I wanted to show my student that there is more to reading than the technical aspects of sounding out words. I wanted to show him the joy of reading, so I also asked about the events of the story and if he could relate to them. I could tell that when he had learned about a topic in school, he was quicker to answer my questions about specific words or plot elements. There were bullies in our book that took place in elementary school, so we discussed the characters’ behavior and what they could do differently to avoid fights with other kids.

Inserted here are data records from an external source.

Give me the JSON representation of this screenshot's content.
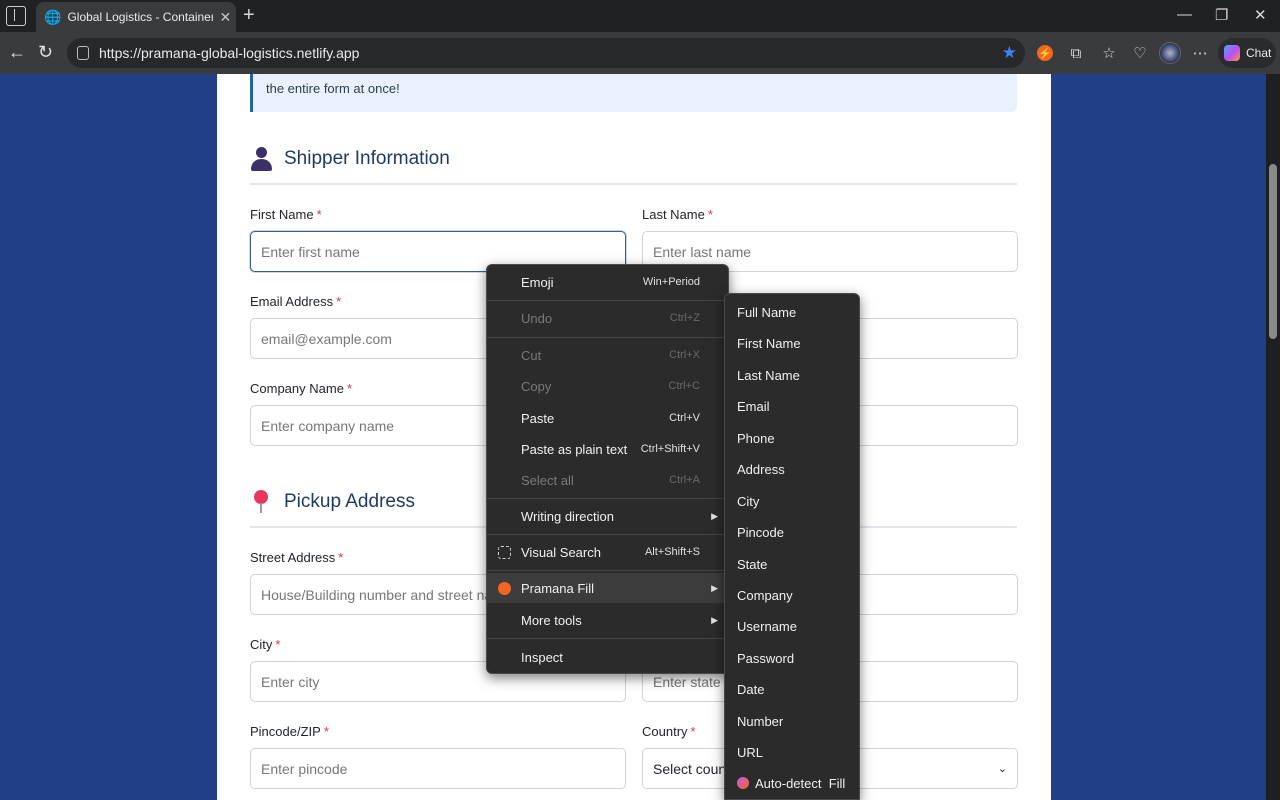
{
  "browser": {
    "tab_title": "Global Logistics - Container Shipp",
    "tab_close": "✕",
    "new_tab": "+",
    "url": "https://pramana-global-logistics.netlify.app",
    "chat_label": "Chat",
    "win_minimize": "—",
    "win_restore": "❐",
    "win_close": "✕"
  },
  "page": {
    "notice_text": "the entire form at once!",
    "shipper_section": {
      "title": "Shipper Information",
      "first_name_label": "First Name",
      "first_name_placeholder": "Enter first name",
      "last_name_label": "Last Name",
      "last_name_placeholder": "Enter last name",
      "email_label": "Email Address",
      "email_placeholder": "email@example.com",
      "company_label": "Company Name",
      "company_placeholder": "Enter company name"
    },
    "pickup_section": {
      "title": "Pickup Address",
      "street_label": "Street Address",
      "street_placeholder": "House/Building number and street name",
      "city_label": "City",
      "city_placeholder": "Enter city",
      "state_placeholder": "Enter state",
      "pincode_label": "Pincode/ZIP",
      "pincode_placeholder": "Enter pincode",
      "country_label": "Country",
      "country_value": "Select countr"
    },
    "required_mark": "*"
  },
  "context_menu": {
    "items": [
      {
        "label": "Emoji",
        "shortcut": "Win+Period",
        "enabled": true
      },
      {
        "label": "Undo",
        "shortcut": "Ctrl+Z",
        "enabled": false
      },
      {
        "label": "Cut",
        "shortcut": "Ctrl+X",
        "enabled": false
      },
      {
        "label": "Copy",
        "shortcut": "Ctrl+C",
        "enabled": false
      },
      {
        "label": "Paste",
        "shortcut": "Ctrl+V",
        "enabled": true
      },
      {
        "label": "Paste as plain text",
        "shortcut": "Ctrl+Shift+V",
        "enabled": true
      },
      {
        "label": "Select all",
        "shortcut": "Ctrl+A",
        "enabled": false
      },
      {
        "label": "Writing direction",
        "shortcut": "",
        "enabled": true
      },
      {
        "label": "Visual Search",
        "shortcut": "Alt+Shift+S",
        "enabled": true
      },
      {
        "label": "Pramana Fill",
        "shortcut": "",
        "enabled": true
      },
      {
        "label": "More tools",
        "shortcut": "",
        "enabled": true
      },
      {
        "label": "Inspect",
        "shortcut": "",
        "enabled": true
      }
    ]
  },
  "submenu": {
    "items": [
      "Full Name",
      "First Name",
      "Last Name",
      "Email",
      "Phone",
      "Address",
      "City",
      "Pincode",
      "State",
      "Company",
      "Username",
      "Password",
      "Date",
      "Number",
      "URL",
      "Auto-detect  Fill"
    ]
  },
  "colors": {
    "accent": "#3b82f6",
    "page_bg": "#213f87",
    "required": "#dc3545",
    "pramana_orange": "#f26522"
  }
}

While Read Ahead’s primary mission is to promote literacy, the program also aims to complement an all-around education. Before each session, the program manager would email mentors additional resources we could use for the week, which were often specific to a particular season or holiday. During the winter, we received holiday “would you rather” quizzes, word searches, and matching games. For Martin Luther King Jr. Day in January, my mentee and I read a picture book about King’s work in the American civil rights movement. I was surprised to see that he already knew a lot about King from what he learned in school. When we did a crossword puzzle on the topic, he knew almost every answer and responded quickly and enthusiastically. I was glad that Read Ahead encouraged teaching about these historic events because some of the important activist and artistic movements in New York City took place right in Harlem, where my mentee went to school.
Read Ahead’s impact goes beyond just reading practice—connecting with another student, learning history, and improving communication are all part of the experience.
This coming school year, I plan to go back to Read Ahead as a mentor. I can connect with a new student, possibly from a new school, and hopefully attend some events in person. Read Ahead has allowed me to put my education into a greater perspective, bringing me back to the fundamentals of why I am still a student, especially a student of literature. It has been so rewarding to see some of my own love of reading reflected in another person. Igniting that interest is the greatest feeling in the world, and, for a child, it can be life-changing.